This page focuses on the debt students take on to attend Northeastern Oklahoma A&M College— how much they borrow, how that debt is spread across the student body, and what it costs to pay back. The data below is drawn directly from federal sources.
At NEO A&M College, 37% of incoming undergraduates borrow in year one, borrowing on average $6,155 per borrower, covering both private and federal loans.
The typical federal loan comes to $5,910. That is at or past the $5,500 federal first-year limit for the typical dependent freshman. Remember the all-undergraduate figures below leave out private loans, so they will look lower than this private-plus-federal freshman amount.
Among all degree-seeking undergrads at NEO A&M College, 39% take out federal student loans, for a typical $6,400 a year. That is 8.3% greater than the $5,910 typical freshmen borrow.
Carrying that yearly figure forward comes to roughly $12,800 over two years and about $25,600 over four years. These figures assume identical federal borrowing each year and omit private and Parent PLUS loans.
| Undergraduate federal borrowing | Value |
|---|---|
| Share using federal loans | 39% |
| Average federal loan per year | $6,400 |
| Undergraduates with a federal loan | 625 |
| Total federal loans (one year) | $3,999,885 |
Graduating and withdrawing students at NEO A&M College carry a median federal debt of $7,277 of cumulative federal debt.
| Borrower group | Median federal debt |
|---|---|
| All federal borrowers | $7,277 |
| Students who completed (graduates) | $11,000 |
| Students who withdrew | $5,500 |
The figure for students who withdrew is worth watching: debt without a completed credential is the hardest to repay.
Looking only at the median is misleading — these four percentiles describe the full debt distribution for borrowers at NEO A&M College.
| Percentile | Cumulative Federal Debt |
|---|---|
| 10th percentile (lowest-debt students) | $2,000 |
| 25th percentile | $3,500 |
| 75th percentile | $11,000 |
| 90th percentile (highest-debt students) | $20,289 |
The gap between the 10th and 90th percentile is the clearest single measure of how widely borrowing varies at NEO A&M College.
The figures above count only the students own federal loans. Adding PLUS loans (borrowed by parents or graduate students) gives a fuller picture of total borrowing at NEO A&M College.
| Group | Borrowers | Median debt incl. PLUS |
|---|---|---|
| All borrowers | 92 | $7,018 |
| Completed (graduates) | 31 | $8,690 |
| Did not complete | 61 | $6,890 |
On a standard 10-year plan, the median completing borrower would pay about $103.33/mo.
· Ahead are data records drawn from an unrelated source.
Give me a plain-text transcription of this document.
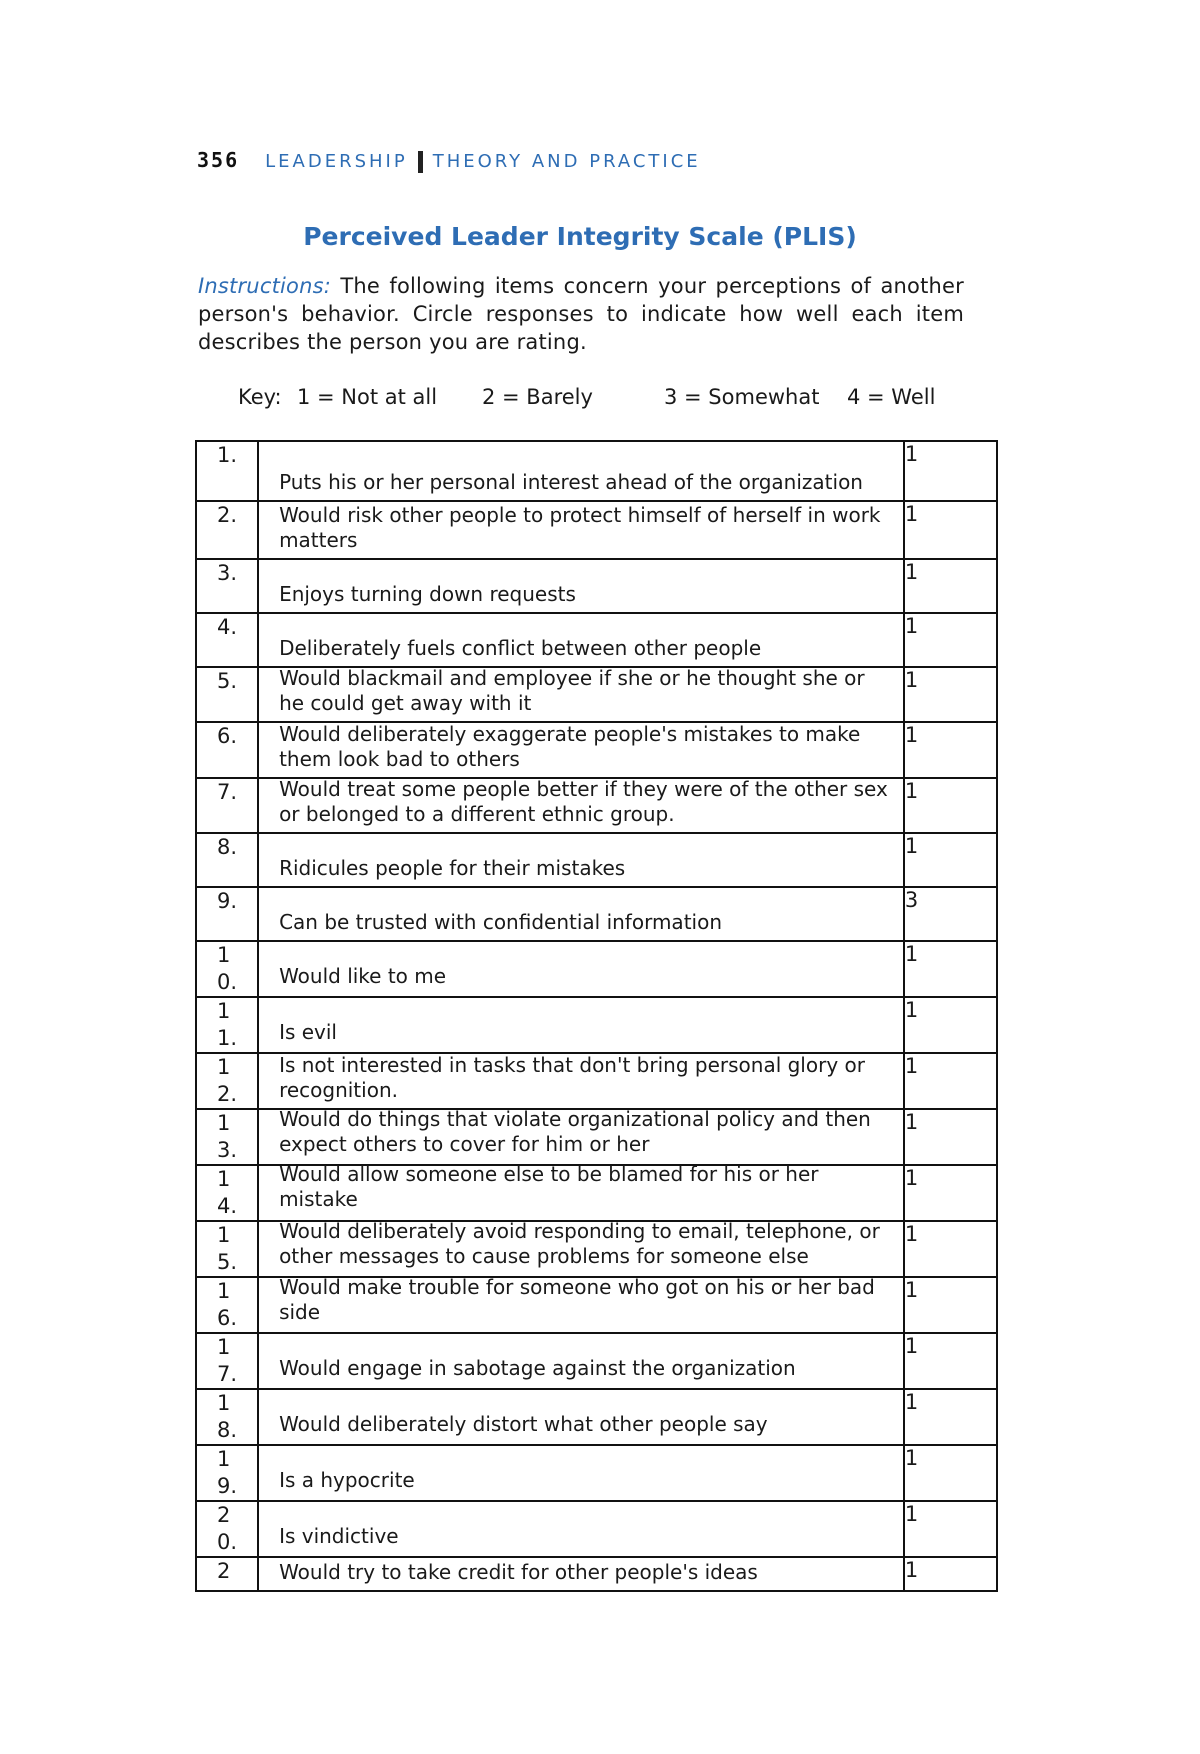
356 LEADERSHIP THEORY AND PRACTICE
Perceived Leader Integrity Scale (PLIS)
Instructions: The following items concern your perceptions of another person's behavior. Circle responses to indicate how well each item describes the person you are rating.
Key: 1 = Not at all 2 = Barely	3 = Somewhat 4 = Well
1.	Puts his or her personal interest ahead of the organization	1

2.	Would risk other people to protect himself of herself in work matters	1

3.	Enjoys turning down requests	1

4.	Deliberately fuels conflict between other people	1

5.	Would blackmail and employee if she or he thought she or he could get away with it	1

6.	Would deliberately exaggerate people's mistakes to make them look bad to others	1

7.	Would treat some people better if they were of the other sex or belonged to a different ethnic group.	1

8.	Ridicules people for their mistakes	1

9.	Can be trusted with confidential information	3

10.	Would like to me	1

11.	Is evil	1

12.	Is not interested in tasks that don't bring personal glory or recognition.	1

13.	Would do things that violate organizational policy and then expect others to cover for him or her	1

14.	Would allow someone else to be blamed for his or her mistake	1

15.	Would deliberately avoid responding to email, telephone, or other messages to cause problems for someone else	1

16.	Would make trouble for someone who got on his or her bad side	1

17.	Would engage in sabotage against the organization	1

18.	Would deliberately distort what other people say	1

19.	Is a hypocrite	1

20.	Is vindictive	1

2	Would try to take credit for other people's ideas	1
Federal data lets us separate Stafford borrowers from the rest at NEO A&M College.
Stafford This Year vs Not
| Cohort | Borrowers | Median debt incl. PLUS |
|---|---|---|
| Stafford loan this year | 68 | $7,003 |
| No Stafford loan this year | 24 | $7,989 |
These figures turn the debt totals into a monthly repayment picture for NEO A&M College.
A loan default — failing to keep up with federal student-loan payments — is one of the worst financial outcomes a borrower can face. The federal two-year cohort default rate for NEO A&M College is shown below.
| Metric | Value |
|---|---|
| 2-year cohort default rate | 20.2% |
| Borrowers in the cohort | 547 |
The cohort default rate tracks borrowers who entered repayment in a given year and defaulted within the two-year measurement window.
Median debt differs by income tier, first-generation status, and whether the student is financially dependent.
By Family Income
| Income tier | Median federal debt |
|---|---|
| Low income | $8,000 |
| Middle income | $7,575 |
| High income | $5,500 |
First-Gen vs Continuing-Gen Borrowing
| Cohort | Median federal debt |
|---|---|
| First-generation students | $7,474 |
| Continuing-generation students | $6,200 |
Dependency-Status Comparison
| Cohort | Median federal debt |
|---|---|
| Dependent students | $5,500 |
| Independent students | $9,500 |
These pre-calculated indicators summarize the borrowing gaps between cohorts at NEO A&M College.
Subsidized and Unsubsidized Loans
Unsubsidized federal student loans accrue interest every month — even while you are still enrolled. Unless you pay that interest as it builds, the balance you owe at graduation can be noticeably higher than the amount you originally borrowed.
Did You Know?
Federal student loans are not discharged in bankruptcy in all but the rarest cases, and the government can withhold part of your income or tax refund if you default.
References
More about our data sources and methodologies.